Conhecia touradas apenas por reportagens na televisão. Sabia da indignação do povo, sabia que o animal sofria, porém a referência que eu tinha é de que era algo similar ao rodeio. Não me informei o bastante, nem tinha a opção de visita guiada (como Rafa teve a oportunidade de fazer ) para esclarecer o que viria depois. E não, eu não sabia que o touro TEM QUE morrer no final. Nas aulas que tive por lá, nenhum professor comentava sobre corridas de toros. Sentia que era como um tabu para eles. Alguns jovens, segundo um amigo espanhol, sentem até vergonha de falar sobre o assunto.

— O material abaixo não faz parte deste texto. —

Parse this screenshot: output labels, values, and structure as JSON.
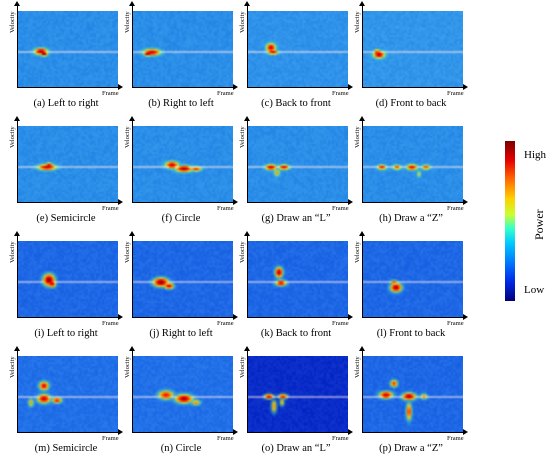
{
  "axis_labels": {
    "y": "Velocity",
    "x": "Frame"
  },
  "colorbar": {
    "title": "Power",
    "high_label": "High",
    "low_label": "Low",
    "colors": [
      "#7a0000",
      "#e60000",
      "#ff6a00",
      "#ffd000",
      "#30ffd0",
      "#00c8ff",
      "#0078ff",
      "#00007a"
    ]
  },
  "panels": [
    {
      "caption": "(a) Left to right",
      "gesture": "left-to-right",
      "bg": "#2b8ee8",
      "blobs": [
        [
          0.22,
          0.52,
          0.07,
          0.045,
          0.95
        ],
        [
          0.25,
          0.55,
          0.04,
          0.03,
          1.0
        ]
      ]
    },
    {
      "caption": "(b) Right to left",
      "gesture": "right-to-left",
      "bg": "#2b8ee8",
      "blobs": [
        [
          0.18,
          0.53,
          0.09,
          0.045,
          0.9
        ],
        [
          0.14,
          0.55,
          0.04,
          0.03,
          1.0
        ]
      ]
    },
    {
      "caption": "(c) Back to front",
      "gesture": "back-to-front",
      "bg": "#2f92ea",
      "blobs": [
        [
          0.22,
          0.47,
          0.05,
          0.06,
          0.9
        ],
        [
          0.24,
          0.53,
          0.06,
          0.03,
          0.85
        ]
      ]
    },
    {
      "caption": "(d) Front to back",
      "gesture": "front-to-back",
      "bg": "#3296ea",
      "blobs": [
        [
          0.15,
          0.56,
          0.06,
          0.05,
          0.95
        ],
        [
          0.13,
          0.52,
          0.03,
          0.03,
          0.8
        ]
      ]
    },
    {
      "caption": "(e) Semicircle",
      "gesture": "semicircle",
      "bg": "#2b8ee8",
      "blobs": [
        [
          0.28,
          0.53,
          0.1,
          0.04,
          0.9
        ],
        [
          0.3,
          0.5,
          0.04,
          0.03,
          0.85
        ]
      ]
    },
    {
      "caption": "(f) Circle",
      "gesture": "circle",
      "bg": "#2b8ee8",
      "blobs": [
        [
          0.38,
          0.5,
          0.07,
          0.05,
          0.9
        ],
        [
          0.5,
          0.55,
          0.09,
          0.045,
          0.95
        ],
        [
          0.62,
          0.55,
          0.06,
          0.035,
          0.75
        ]
      ]
    },
    {
      "caption": "(g) Draw an “L”",
      "gesture": "draw-L",
      "bg": "#2b8ee8",
      "blobs": [
        [
          0.22,
          0.53,
          0.06,
          0.04,
          0.9
        ],
        [
          0.35,
          0.53,
          0.06,
          0.035,
          0.85
        ],
        [
          0.28,
          0.6,
          0.03,
          0.05,
          0.6
        ]
      ]
    },
    {
      "caption": "(h) Draw a “Z”",
      "gesture": "draw-Z",
      "bg": "#2b8ee8",
      "blobs": [
        [
          0.18,
          0.53,
          0.05,
          0.035,
          0.8
        ],
        [
          0.33,
          0.53,
          0.05,
          0.035,
          0.7
        ],
        [
          0.48,
          0.53,
          0.06,
          0.04,
          0.85
        ],
        [
          0.62,
          0.53,
          0.05,
          0.035,
          0.7
        ],
        [
          0.55,
          0.62,
          0.02,
          0.05,
          0.5
        ]
      ]
    },
    {
      "caption": "(i) Left to right",
      "gesture": "left-to-right",
      "bg": "#1e68e6",
      "blobs": [
        [
          0.3,
          0.5,
          0.06,
          0.08,
          1.0
        ],
        [
          0.33,
          0.55,
          0.04,
          0.05,
          0.9
        ]
      ]
    },
    {
      "caption": "(j) Right to left",
      "gesture": "right-to-left",
      "bg": "#1e68e6",
      "blobs": [
        [
          0.27,
          0.53,
          0.08,
          0.06,
          1.0
        ],
        [
          0.35,
          0.58,
          0.05,
          0.04,
          0.9
        ]
      ]
    },
    {
      "caption": "(k) Back to front",
      "gesture": "back-to-front",
      "bg": "#1e68e6",
      "blobs": [
        [
          0.3,
          0.4,
          0.04,
          0.07,
          0.95
        ],
        [
          0.32,
          0.54,
          0.06,
          0.04,
          0.85
        ]
      ]
    },
    {
      "caption": "(l) Front to back",
      "gesture": "front-to-back",
      "bg": "#1e68e6",
      "blobs": [
        [
          0.32,
          0.6,
          0.06,
          0.06,
          0.95
        ],
        [
          0.3,
          0.53,
          0.04,
          0.03,
          0.7
        ]
      ]
    },
    {
      "caption": "(m) Semicircle",
      "gesture": "semicircle",
      "bg": "#2270e8",
      "blobs": [
        [
          0.25,
          0.38,
          0.05,
          0.06,
          0.85
        ],
        [
          0.25,
          0.55,
          0.07,
          0.06,
          0.9
        ],
        [
          0.38,
          0.57,
          0.05,
          0.04,
          0.8
        ],
        [
          0.12,
          0.6,
          0.03,
          0.06,
          0.55
        ]
      ]
    },
    {
      "caption": "(n) Circle",
      "gesture": "circle",
      "bg": "#2270e8",
      "blobs": [
        [
          0.32,
          0.5,
          0.08,
          0.06,
          0.8
        ],
        [
          0.5,
          0.55,
          0.09,
          0.06,
          0.95
        ],
        [
          0.62,
          0.6,
          0.05,
          0.04,
          0.6
        ]
      ]
    },
    {
      "caption": "(o) Draw an “L”",
      "gesture": "draw-L",
      "bg": "#0a2cc8",
      "blobs": [
        [
          0.2,
          0.52,
          0.05,
          0.035,
          0.85
        ],
        [
          0.34,
          0.52,
          0.05,
          0.035,
          0.8
        ],
        [
          0.25,
          0.65,
          0.03,
          0.09,
          0.6
        ],
        [
          0.33,
          0.6,
          0.025,
          0.05,
          0.55
        ]
      ]
    },
    {
      "caption": "(p) Draw a “Z”",
      "gesture": "draw-Z",
      "bg": "#1e68e6",
      "blobs": [
        [
          0.22,
          0.5,
          0.07,
          0.05,
          0.9
        ],
        [
          0.45,
          0.52,
          0.07,
          0.05,
          0.95
        ],
        [
          0.3,
          0.35,
          0.04,
          0.05,
          0.75
        ],
        [
          0.45,
          0.72,
          0.03,
          0.12,
          0.75
        ],
        [
          0.6,
          0.52,
          0.04,
          0.04,
          0.6
        ]
      ]
    }
  ]
}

(Foto: arquivo pessoal/Sabrina Medeiros)
Só sorrisos antes de começar. A gente não sabia o que estava por vir... |
E começa o show, de horror
Cavaleiros galopando em cavalos com armaduras anunciam o início da tourada. As cores, imagens e música me fizeram voltar no tempo e imaginar como era tudo aquilo décadas atrás...O ambiente era tão bonito que as primeiras fotos que tirei, inclusive, estamos sorrindo (eu e minhas colegas da escola). O toureiro e os banderillas (que distraem o animal) se apresentam ao público e, depois de um silêncio cheio de suspende, o touro é solto. O impacto, não vou mentir, é grande. O bicho é enorme, bem preto e muito bonito. Mas, bastou ele chegar chegar ao meio da arena para eu entender o que estava acontecendo.
(Foto: Sabrina Medeiros)
Cavalos com armaduras desfilam no início da tourada |
O Touro já entrou debilitado, sangrando muito, cheio de espadas espetadas. Enquanto ele tentava sair dali, voltar para o lugar de onde foi solto, vários “ajudantes” do toureiro lhe espetavam mais espadas e o bicho urrava de dor. O toureiro com sua capa colorida provocava o animal, que nem conseguia reagir. Foi aí que baixei a cabeça, tapei os ouvidos e comecei a sentir muita vergonha por te pago e, consequentemente, financiado uma atrocidade daquelas. Não via a hora de acabar e torcia insistentemente para o pobre do touro se salvar. Não sabia eu que eles sempre são mortos no final (muito raro o touro sair triunfante) e, ao invés de um, era 6 por corrida.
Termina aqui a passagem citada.